Post a check over the Ridgeback I received a bacon roll from my next door neighbours, a bonus I wasn’t going to turn down. It was their last day camping before driving back to the Midlands so they had food to use up, and I was perfectly placed to oblige in ensuring nothing went to waste! Perhaps some of those Norse gods were in fact on my side.
Suitably loaded with calories, and with my bike loaded with luggage, I was on the road by 09.30 pedalling off towards Harlech.
Harlech has an impressive castle, overlooking Tremadog Bay. Unsurprisingly it’s another castle that was originally built by Edward I, and was also the stronghold of Henry Tudor. The Welsh ruler Owain Glyndwr captured the castle, along with large parts of Wales during the revolt against the English which started in 1400, and lasted through to 1409 when he disappeared; the English never caught him though.
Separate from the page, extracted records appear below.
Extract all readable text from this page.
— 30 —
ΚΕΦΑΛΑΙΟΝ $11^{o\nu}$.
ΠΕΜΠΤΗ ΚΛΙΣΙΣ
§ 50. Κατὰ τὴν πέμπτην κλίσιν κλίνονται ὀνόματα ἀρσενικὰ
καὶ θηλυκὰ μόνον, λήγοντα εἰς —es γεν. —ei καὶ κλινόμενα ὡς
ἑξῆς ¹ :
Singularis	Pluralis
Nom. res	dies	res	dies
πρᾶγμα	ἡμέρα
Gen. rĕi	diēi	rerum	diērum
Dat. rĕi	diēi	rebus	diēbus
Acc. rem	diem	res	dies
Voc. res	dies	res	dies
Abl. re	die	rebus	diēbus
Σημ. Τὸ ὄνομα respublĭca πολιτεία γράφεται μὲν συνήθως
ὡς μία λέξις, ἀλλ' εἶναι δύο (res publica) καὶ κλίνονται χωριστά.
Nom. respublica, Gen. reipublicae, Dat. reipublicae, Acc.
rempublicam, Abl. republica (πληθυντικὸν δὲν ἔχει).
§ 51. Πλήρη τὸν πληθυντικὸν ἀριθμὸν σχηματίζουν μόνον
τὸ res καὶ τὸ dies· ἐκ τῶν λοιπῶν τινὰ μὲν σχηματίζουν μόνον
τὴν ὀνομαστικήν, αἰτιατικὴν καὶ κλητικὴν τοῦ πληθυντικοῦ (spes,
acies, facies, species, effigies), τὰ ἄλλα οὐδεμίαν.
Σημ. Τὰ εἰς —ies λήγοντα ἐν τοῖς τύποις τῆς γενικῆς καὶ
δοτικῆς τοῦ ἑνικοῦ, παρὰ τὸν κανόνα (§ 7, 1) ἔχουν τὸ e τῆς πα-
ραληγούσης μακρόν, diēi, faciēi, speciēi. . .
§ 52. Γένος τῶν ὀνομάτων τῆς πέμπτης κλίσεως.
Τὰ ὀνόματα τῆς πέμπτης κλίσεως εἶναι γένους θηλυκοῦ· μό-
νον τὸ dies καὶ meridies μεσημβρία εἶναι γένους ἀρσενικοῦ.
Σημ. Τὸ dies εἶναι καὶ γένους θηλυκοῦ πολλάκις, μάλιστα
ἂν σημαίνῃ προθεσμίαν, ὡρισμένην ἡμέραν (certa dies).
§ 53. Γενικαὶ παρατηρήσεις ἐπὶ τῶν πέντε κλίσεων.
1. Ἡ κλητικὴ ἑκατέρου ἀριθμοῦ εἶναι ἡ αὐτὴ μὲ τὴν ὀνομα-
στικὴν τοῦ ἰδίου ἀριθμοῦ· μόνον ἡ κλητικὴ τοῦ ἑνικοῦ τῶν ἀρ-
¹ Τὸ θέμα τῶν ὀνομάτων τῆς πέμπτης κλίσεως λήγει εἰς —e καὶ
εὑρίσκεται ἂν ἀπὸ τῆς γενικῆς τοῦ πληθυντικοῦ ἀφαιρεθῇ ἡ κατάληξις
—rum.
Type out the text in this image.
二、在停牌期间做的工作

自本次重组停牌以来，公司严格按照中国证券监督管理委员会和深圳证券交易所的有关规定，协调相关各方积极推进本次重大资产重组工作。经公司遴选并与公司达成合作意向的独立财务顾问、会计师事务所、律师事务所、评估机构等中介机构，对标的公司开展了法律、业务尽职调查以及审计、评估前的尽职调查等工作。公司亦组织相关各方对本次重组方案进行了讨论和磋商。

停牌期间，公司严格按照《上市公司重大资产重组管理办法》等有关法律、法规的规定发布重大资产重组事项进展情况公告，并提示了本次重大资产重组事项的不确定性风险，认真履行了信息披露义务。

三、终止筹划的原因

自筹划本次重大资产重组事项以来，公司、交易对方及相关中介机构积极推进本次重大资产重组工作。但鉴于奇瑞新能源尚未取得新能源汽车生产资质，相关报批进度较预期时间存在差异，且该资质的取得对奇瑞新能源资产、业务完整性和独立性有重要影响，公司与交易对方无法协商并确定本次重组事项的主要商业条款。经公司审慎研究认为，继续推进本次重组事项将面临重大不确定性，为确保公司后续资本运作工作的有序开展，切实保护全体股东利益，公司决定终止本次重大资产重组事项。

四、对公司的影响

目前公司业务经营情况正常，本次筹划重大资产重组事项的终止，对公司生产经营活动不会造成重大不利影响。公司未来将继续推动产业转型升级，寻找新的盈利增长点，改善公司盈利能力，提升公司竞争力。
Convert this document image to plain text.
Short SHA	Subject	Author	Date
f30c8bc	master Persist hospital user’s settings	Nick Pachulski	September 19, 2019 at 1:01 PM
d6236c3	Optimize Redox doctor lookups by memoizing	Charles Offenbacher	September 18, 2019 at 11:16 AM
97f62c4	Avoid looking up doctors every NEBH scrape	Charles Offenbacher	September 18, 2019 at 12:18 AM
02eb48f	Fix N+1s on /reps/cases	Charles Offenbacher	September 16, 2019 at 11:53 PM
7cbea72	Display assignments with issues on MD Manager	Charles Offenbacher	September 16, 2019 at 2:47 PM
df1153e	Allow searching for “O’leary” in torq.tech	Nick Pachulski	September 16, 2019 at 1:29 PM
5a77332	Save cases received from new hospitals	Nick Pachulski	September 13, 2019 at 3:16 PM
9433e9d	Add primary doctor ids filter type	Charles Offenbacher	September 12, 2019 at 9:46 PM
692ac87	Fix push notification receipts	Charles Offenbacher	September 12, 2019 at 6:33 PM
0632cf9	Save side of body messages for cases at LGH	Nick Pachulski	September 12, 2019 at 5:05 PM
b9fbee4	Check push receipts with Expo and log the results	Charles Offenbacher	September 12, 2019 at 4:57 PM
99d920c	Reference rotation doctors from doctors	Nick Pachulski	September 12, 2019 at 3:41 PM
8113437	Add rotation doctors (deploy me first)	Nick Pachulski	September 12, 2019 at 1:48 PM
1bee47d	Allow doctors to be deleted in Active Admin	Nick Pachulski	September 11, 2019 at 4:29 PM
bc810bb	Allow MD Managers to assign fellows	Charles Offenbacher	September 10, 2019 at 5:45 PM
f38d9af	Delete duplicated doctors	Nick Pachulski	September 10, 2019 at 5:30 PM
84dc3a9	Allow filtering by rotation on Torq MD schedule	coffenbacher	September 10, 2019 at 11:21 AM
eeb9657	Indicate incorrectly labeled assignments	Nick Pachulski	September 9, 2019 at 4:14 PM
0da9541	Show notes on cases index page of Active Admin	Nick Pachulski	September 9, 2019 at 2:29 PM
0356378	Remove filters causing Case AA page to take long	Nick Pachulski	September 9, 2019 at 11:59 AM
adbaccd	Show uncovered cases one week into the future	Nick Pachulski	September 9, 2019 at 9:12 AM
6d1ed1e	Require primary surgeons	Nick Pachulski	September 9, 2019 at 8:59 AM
The castle lies atop a crag, about a half a mile from the sea, although when it was first built the coastline was a lot closer.
Pedalling on down the A496 I had the song ‘Men of Harlech’ going around my head for a good hour. It’s a good stirring tune, perfect for a grey day, and I was soon humming it quite loudly. I like it when they sing it in the film Zulu. The road follows the coast down to Barmouth, a once popular tourist destination, taking in several quite big hills on the way.
I made it to Barmouth in good time, where the Great Western used to deliver droves of holiday makers for their once a year seaside break from up north. By the looks of it tourists are still visiting in significant numbers.
I was able to take the toll bridge over the Afon Mawddach, which is open to pedestrians and cyclists and saved me a long trek inland. As with the previous day’s toll bridge there was no-one to pay a toll to, so I happily trundled over the somewhat bumpy wooden boards across the river.
There are rail tracks across the bridge, and I believe a train still runs across it, but it didn’t make an appearance whilst I was there.
On the other side I continued around to Rhoslefain, getting a bit blasted by the wind. I felt a bit better about it as at least there were more cyclists out today, getting equally blasted and thus sharing the pain. Greetings and mutterings about the weather were exchanged with several, and I was joined by one near Bryncrug. Eddy stayed with me until Tywyn, which was really nice as I was able to slipstream him slightly, taking the edge off the wind. I hadn’t ridden with anyone in a while and it was good to chat as we pedalled along. I think he’d recognised I was struggling slightly with my heavier load, and I certainly made better time for the next stretch.
We both stopped at a cafe in Tywyn, in need of sustenance. I opted for the full Sunday roast and Rhubard crumble, Eddy for just the crumble. I figured my bike was a lot heavier so I could justify the extra calories, plus I still had a long way to go. Eddy bought me a coffee which was nice, and it was good to chat over lunch with a fellow cyclist. Having had quite a hard morning with the weather and hills, riding with someone else, followed by a very decent lunch break, was a great morale boost. Eddy is from Worcester and regularly comes up to the Welsh coast to cycle. He’s a member of a road cycling club, but also gets in some mountain biking; sometimes it’s a case of never the twain will meet however I think it’s good to get in a bit of both. Speeding downhill on a mountain bike, almost expecting to be thrown off at some point, can be very exhilarating. It was good to share experiences, the good, bad and ugly, and my theory on hills being honest and the wind dishonest.
Thanks for the drink and for the slipstreaming Eddy, much appreciated, and good luck on your Lejog!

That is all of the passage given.